Doch Sophie musste standhaft bleiben. „Ich verstehe, aber die Antwort bleibt dieselbe. Meine Großmutter hat zu hart dafür gearbeitet, als dass ich jetzt aufgeben könnte.“
Jake nickte erneut langsam. „Ich weiß. Sie war eine Legende. Früher gehörte sie zu den erfolgreichsten Geschäftsleuten der Stadt.“
„Des Landes“, warf Sophie ein. „Der Welt, wahrscheinlich. Zu Eden’s besten Zeiten gab es sechsundsiebzig Läden in zwölf Ländern.“
„Ja, aber das waren die Achtziger Jahre. Jetzt gibt es nur noch dieses eine Geschäft. Die Zeiten und der Einzelhandel haben sich geändert. Heutzutage ist es fast unmöglich, einen so großen Laden rentabel zu führen. Das Eden’s wird einen sehr langsamen, qualvollen Tod sterben.“
Schon schmierte er ihr nicht mehr Honig ums Maul, sondern versuchte es mit harten Fakten. Sophie gefiel das gar nicht. „Immer noch der alte Pessimist, Jake? Weißt du, ich glaube, ich komme sehr gut allein klar. Und falls nicht, sterbe ich eben bei dem Versuch.“ Sophie stieß sich vom Tisch ab und stand auf. So wollte sie die Dinge zwischen ihnen nicht beenden, doch enden mussten sie. Sie musste ihm begreiflich machen, dass sie nicht an ihn verkaufen würde. Und sie durfte sich nicht erneut von ihm verzaubern lassen. „Vielen Dank für deinen Besuch. Und danke für die Freilandrosen.“
Er zog eine Augenbraue hoch und stand auf. „Und das Obst.“
„Und das Obst. Doch nichts davon war nötig. Und ich möchte demnächst auch keinen Flamingo oder Federboas in meinem Büro vorfinden.“
Jake stand da, die Hände in den Hosentaschen. Sie hatte das unangenehme Gefühl, dass er versuchte, die unsichtbare Mauer einzureißen, die sie zwischen ihnen errichtet hatte.
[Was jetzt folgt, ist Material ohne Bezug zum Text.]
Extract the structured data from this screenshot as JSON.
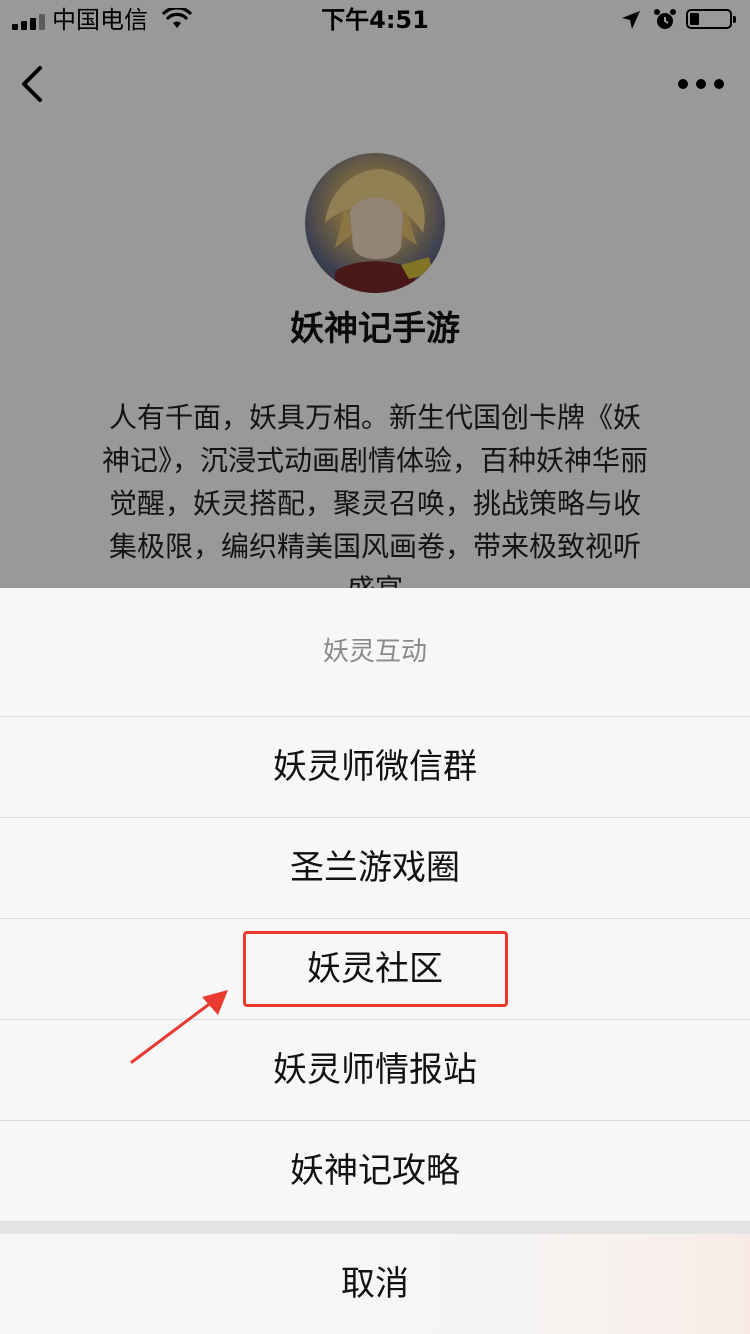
{
  "status_bar": {
    "carrier": "中国电信",
    "time": "下午4:51"
  },
  "profile": {
    "name": "妖神记手游",
    "description": "人有千面，妖具万相。新生代国创卡牌《妖神记》，沉浸式动画剧情体验，百种妖神华丽觉醒，妖灵搭配，聚灵召唤，挑战策略与收集极限，编织精美国风画卷，带来极致视听盛宴"
  },
  "action_sheet": {
    "title": "妖灵互动",
    "items": [
      {
        "label": "妖灵师微信群"
      },
      {
        "label": "圣兰游戏圈"
      },
      {
        "label": "妖灵社区"
      },
      {
        "label": "妖灵师情报站"
      },
      {
        "label": "妖神记攻略"
      }
    ],
    "cancel_label": "取消"
  },
  "annotation": {
    "color": "#e83a2f",
    "highlighted_item": "妖灵社区"
  },
  "icons": {
    "back": "chevron-left-icon",
    "more": "more-dots-icon",
    "wifi": "wifi-icon",
    "location": "location-arrow-icon",
    "alarm": "alarm-icon",
    "battery": "battery-icon"
  }
}
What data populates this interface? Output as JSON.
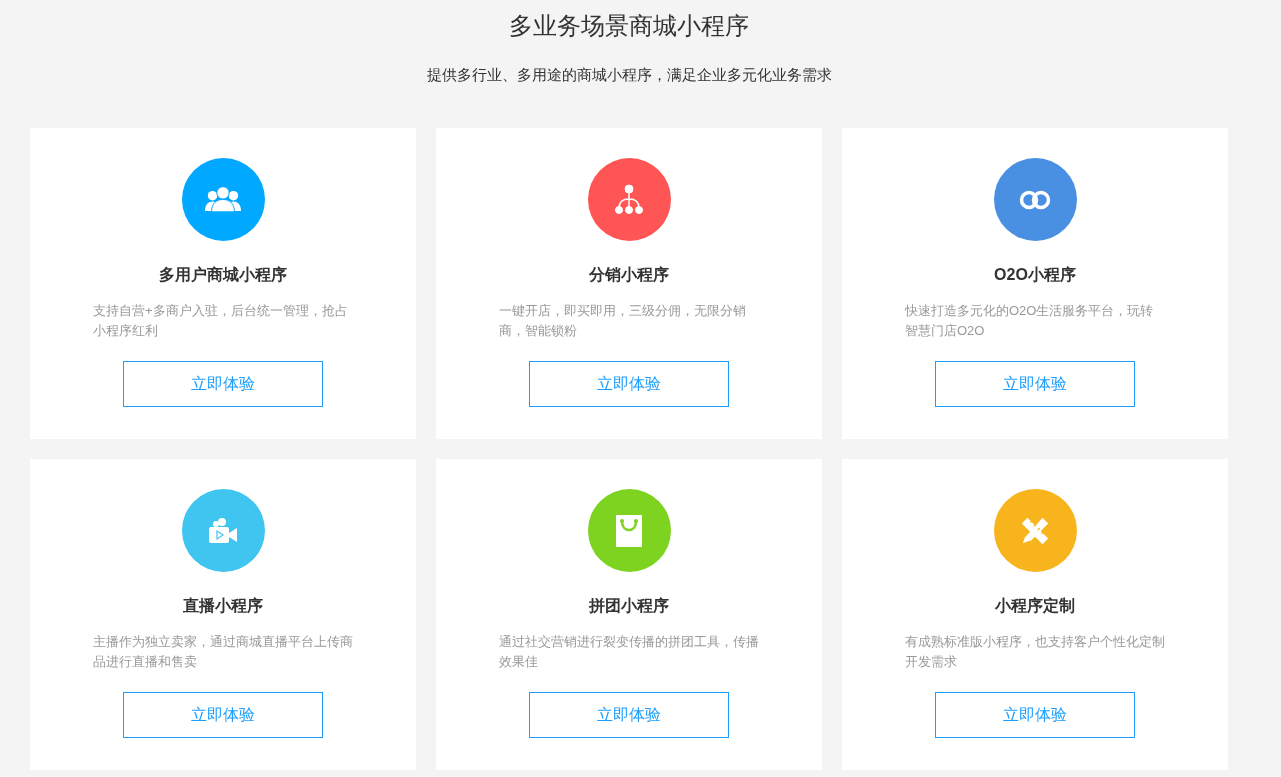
{
  "title": "多业务场景商城小程序",
  "subtitle": "提供多行业、多用途的商城小程序，满足企业多元化业务需求",
  "cards": [
    {
      "kind": "users",
      "color": "#00a8ff",
      "title": "多用户商城小程序",
      "description": "支持自营+多商户入驻，后台统一管理，抢占小程序红利",
      "button": "立即体验"
    },
    {
      "kind": "hierarchy",
      "color": "#ff5555",
      "title": "分销小程序",
      "description": "一键开店，即买即用，三级分佣，无限分销商，智能锁粉",
      "button": "立即体验"
    },
    {
      "kind": "rings",
      "color": "#4a90e2",
      "title": "O2O小程序",
      "description": "快速打造多元化的O2O生活服务平台，玩转智慧门店O2O",
      "button": "立即体验"
    },
    {
      "kind": "camera",
      "color": "#3fc5f0",
      "title": "直播小程序",
      "description": "主播作为独立卖家，通过商城直播平台上传商品进行直播和售卖",
      "button": "立即体验"
    },
    {
      "kind": "bag",
      "color": "#7ed321",
      "title": "拼团小程序",
      "description": "通过社交营销进行裂变传播的拼团工具，传播效果佳",
      "button": "立即体验"
    },
    {
      "kind": "tools",
      "color": "#f8b41c",
      "title": "小程序定制",
      "description": "有成熟标准版小程序，也支持客户个性化定制开发需求",
      "button": "立即体验"
    }
  ]
}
„Weißt du, Sophie, ich habe das untrügliche Gefühl, dass es hier um viel mehr als deine Großmutter geht.“
„Nur weil ich dein Angebot ablehne?“
„Deswegen und wegen deiner Abneigung, im selben Raum mit mir zu sein.“
Sophie erstarrte. Alles, was sie hörte, war nur noch ihr eigener donnernder Herzschlag. So ging er jetzt also vor. Im Gegensatz zu ihr wollte er nicht höflich ihre Vergangenheit unter den Tisch kehren, sondern sie vielmehr hervorzerren. Das konnte sie auch. So leicht musste sie ihn nicht davonkommen lassen. „Es ist schwer zu ignorieren, wie die Dinge zwischen uns geendet haben. Falls es das ist, was du andeutest.“
„Das letzte Mal haben wir uns bei unserer Abschlussfeier gesehen. Ich dachte, alles wäre gut. Wir haben uns umarmt und uns gegenseitig alles Gute gewünscht.“
Jener Moment war in Sophies Erinnerung so lebendig, als ob er in ihr Gehirn eintätowiert wäre. Selbst nach so langer Zeit fühlte es sich immer noch etwas wund an. Noch immer spürte sie ein tiefes Sehnen nach ihm, tief in ihrem Herzen, das ihr sagte, dass er alles war, was sie jemals wollte oder brauchte, aber nie haben würde.
Ich habe dir gesagt, dass ich dich liebe, und du hast so getan, als wäre es nichts.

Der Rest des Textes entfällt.